Um especial recente no Canal Sportv discutia a dificuldade de se fazer no Brasil um filme de ficção convincente sobre futebol.
Os nossos melhores filmes futebolísticos são documentários à base de entrevistas, gols de arquivo, etc. Mas os filmes de ficção, com atores, por mais bem intencionados que sejam acabam sempre batendo fofo. Por que será? Tenho três hipóteses.
A primeira é que jogo de futebol encenado sai sempre falso.
Ninguém é bobo, ninguém se ilude com aquelas jogadas coreografadas na prancheta e regidas a megafone. Todo mundo percebe que aquilo é uma porção de atores fingindo que driblam e fingindo que foram driblados, o goleiro saltando de mentirinha para que o gol aconteça, e assim por diante.
É uma encenação sem os trancos-e-barrancos de um jogo verdadeiro. Isso vale para todos os filmes, desde aquele filme de John Huston com um elenco improvável que reunia desde Pelé a Sylvester Stallone, até o recente O Casamento de Romeu e Julieta de Bruno Barreto, com uns jogos Palmeiras x Corinthians bem esforçados, mas que não enganavam ninguém.
A única solução possível seria vestir dois times com os uniformes desejados e prometer um “bicho” substancial pela vitória, para que eles jogassem pra valer, e fosse possível editar algumas jogadas e gols convincentes.

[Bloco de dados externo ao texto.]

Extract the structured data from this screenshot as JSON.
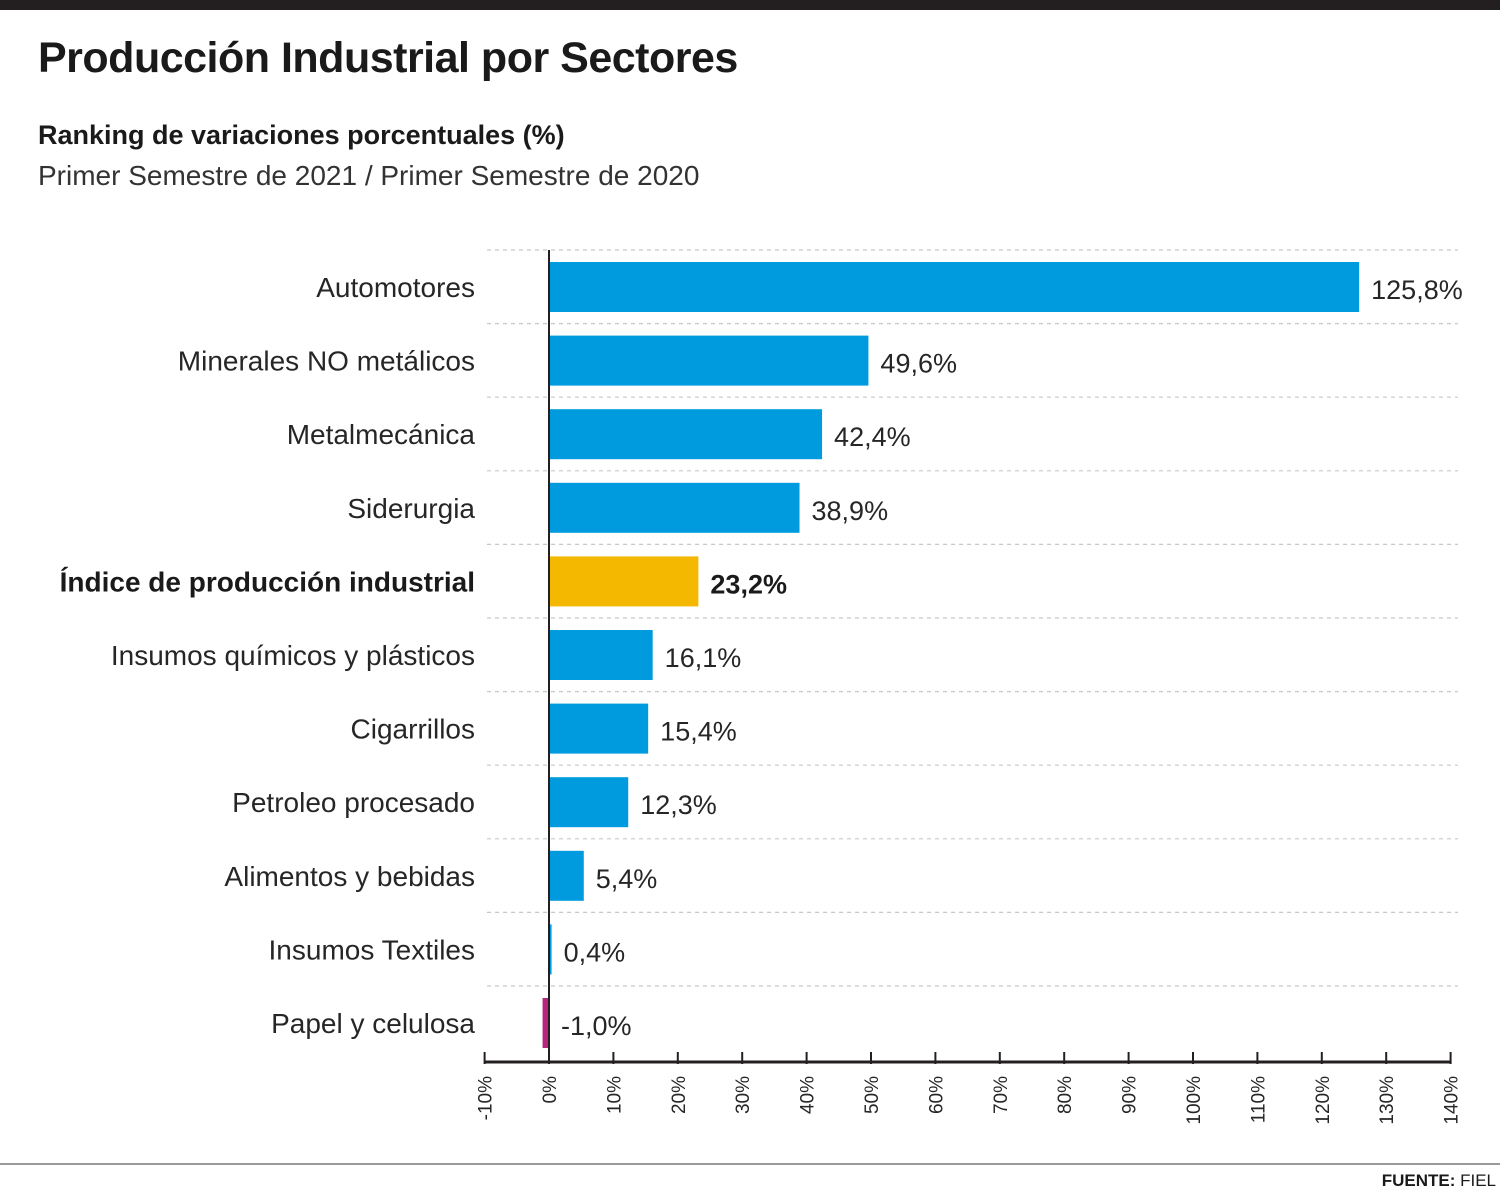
{
  "header": {
    "title": "Producción Industrial por Sectores",
    "subtitle": "Ranking de variaciones porcentuales (%)",
    "period": "Primer Semestre de 2021 / Primer Semestre de 2020"
  },
  "footer": {
    "source_label": "FUENTE:",
    "source_value": "FIEL"
  },
  "colors": {
    "bar": "#009bde",
    "highlight": "#f5b800",
    "negative": "#b5267e",
    "axis": "#231f20",
    "grid": "#c8c8c8"
  },
  "chart_data": {
    "type": "bar",
    "orientation": "horizontal",
    "title": "Producción Industrial por Sectores",
    "subtitle": "Ranking de variaciones porcentuales (%)",
    "xlabel": "",
    "ylabel": "",
    "xlim": [
      -10,
      140
    ],
    "grid": true,
    "categories": [
      "Automotores",
      "Minerales NO metálicos",
      "Metalmecánica",
      "Siderurgia",
      "Índice de producción industrial",
      "Insumos químicos y plásticos",
      "Cigarrillos",
      "Petroleo procesado",
      "Alimentos y bebidas",
      "Insumos Textiles",
      "Papel y celulosa"
    ],
    "values": [
      125.8,
      49.6,
      42.4,
      38.9,
      23.2,
      16.1,
      15.4,
      12.3,
      5.4,
      0.4,
      -1.0
    ],
    "value_labels": [
      "125,8%",
      "49,6%",
      "42,4%",
      "38,9%",
      "23,2%",
      "16,1%",
      "15,4%",
      "12,3%",
      "5,4%",
      "0,4%",
      "-1,0%"
    ],
    "highlight": [
      "Índice de producción industrial"
    ],
    "ticks": [
      -10,
      0,
      10,
      20,
      30,
      40,
      50,
      60,
      70,
      80,
      90,
      100,
      110,
      120,
      130,
      140
    ],
    "tick_labels": [
      "-10%",
      "0%",
      "10%",
      "20%",
      "30%",
      "40%",
      "50%",
      "60%",
      "70%",
      "80%",
      "90%",
      "100%",
      "110%",
      "120%",
      "130%",
      "140%"
    ]
  }
}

A segunda razão é uma ampliação da primeira. O público de futebol, por mais ingênuo que seja em alguns aspectos, é muito bem informado sobre o mundo do futebol. Ouve resenha, lê jornal, acompanha noticiário, absorve futebol por todos os poros. Conhece as manhas e as mutretas do mundo esportivo. Nesse sentido, é muito mais malandro e crítico do que o público de música popular, que se liga apenas nas canções e no “glamour” das estrelas, e pouco ou nada sabe dos esgotos da indústria fonográfica ou dos sórdidos porões do showbiz.
O pessoal de futebol sabe tudo que rola entre cartolas, federações, empresários, etc. Sabe das politicagens, das máfias, das conspirações. E em geral sabe muitíssimo mais sobre isto do que os autores do filme. Quando vê o filme, as ingenuidades saltam aos olhos.

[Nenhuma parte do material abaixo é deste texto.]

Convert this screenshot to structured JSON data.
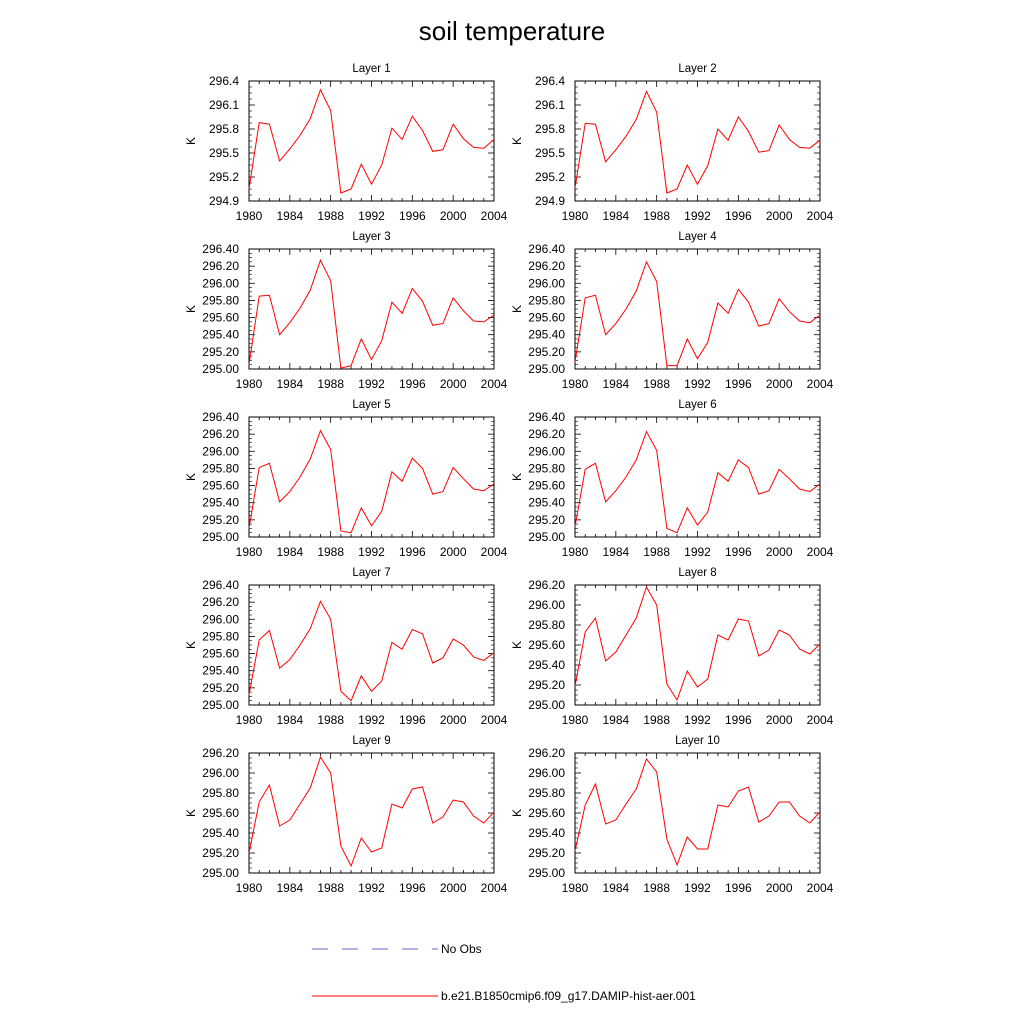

A terceira razão é que o torcedor de futebol, em geral, não é um esportista que gosta do jogo pelo que ele tem de beleza estética ou de simbolismo metafísico. Ele gosta é da disputa, da batalha, da competição, da hora do vamo-ver.
Gosta da expectativa que cerca mesmo os jogos mais insignificantes, mas nos quais, como dizia Nelson Rodrigues, ao apito do juiz abre-se uma janela para o infinito. No futebol de verdade, tudo pode acontecer, e tudo acontece em tempo real, como numa Cantoria de Viola.
Quando um torcedor acostumado a isto vai ver um filme sobre futebol, não tem nem de longe a adrenalina que lhe é produzida pelo verdadeiro espetáculo, porque sabe que ali é tudo mentirinha, tudo encenação. Para emocionar um torcedor assim, seria preciso um gênio dramatúrgico que até hoje, ao que eu saiba, não apareceu.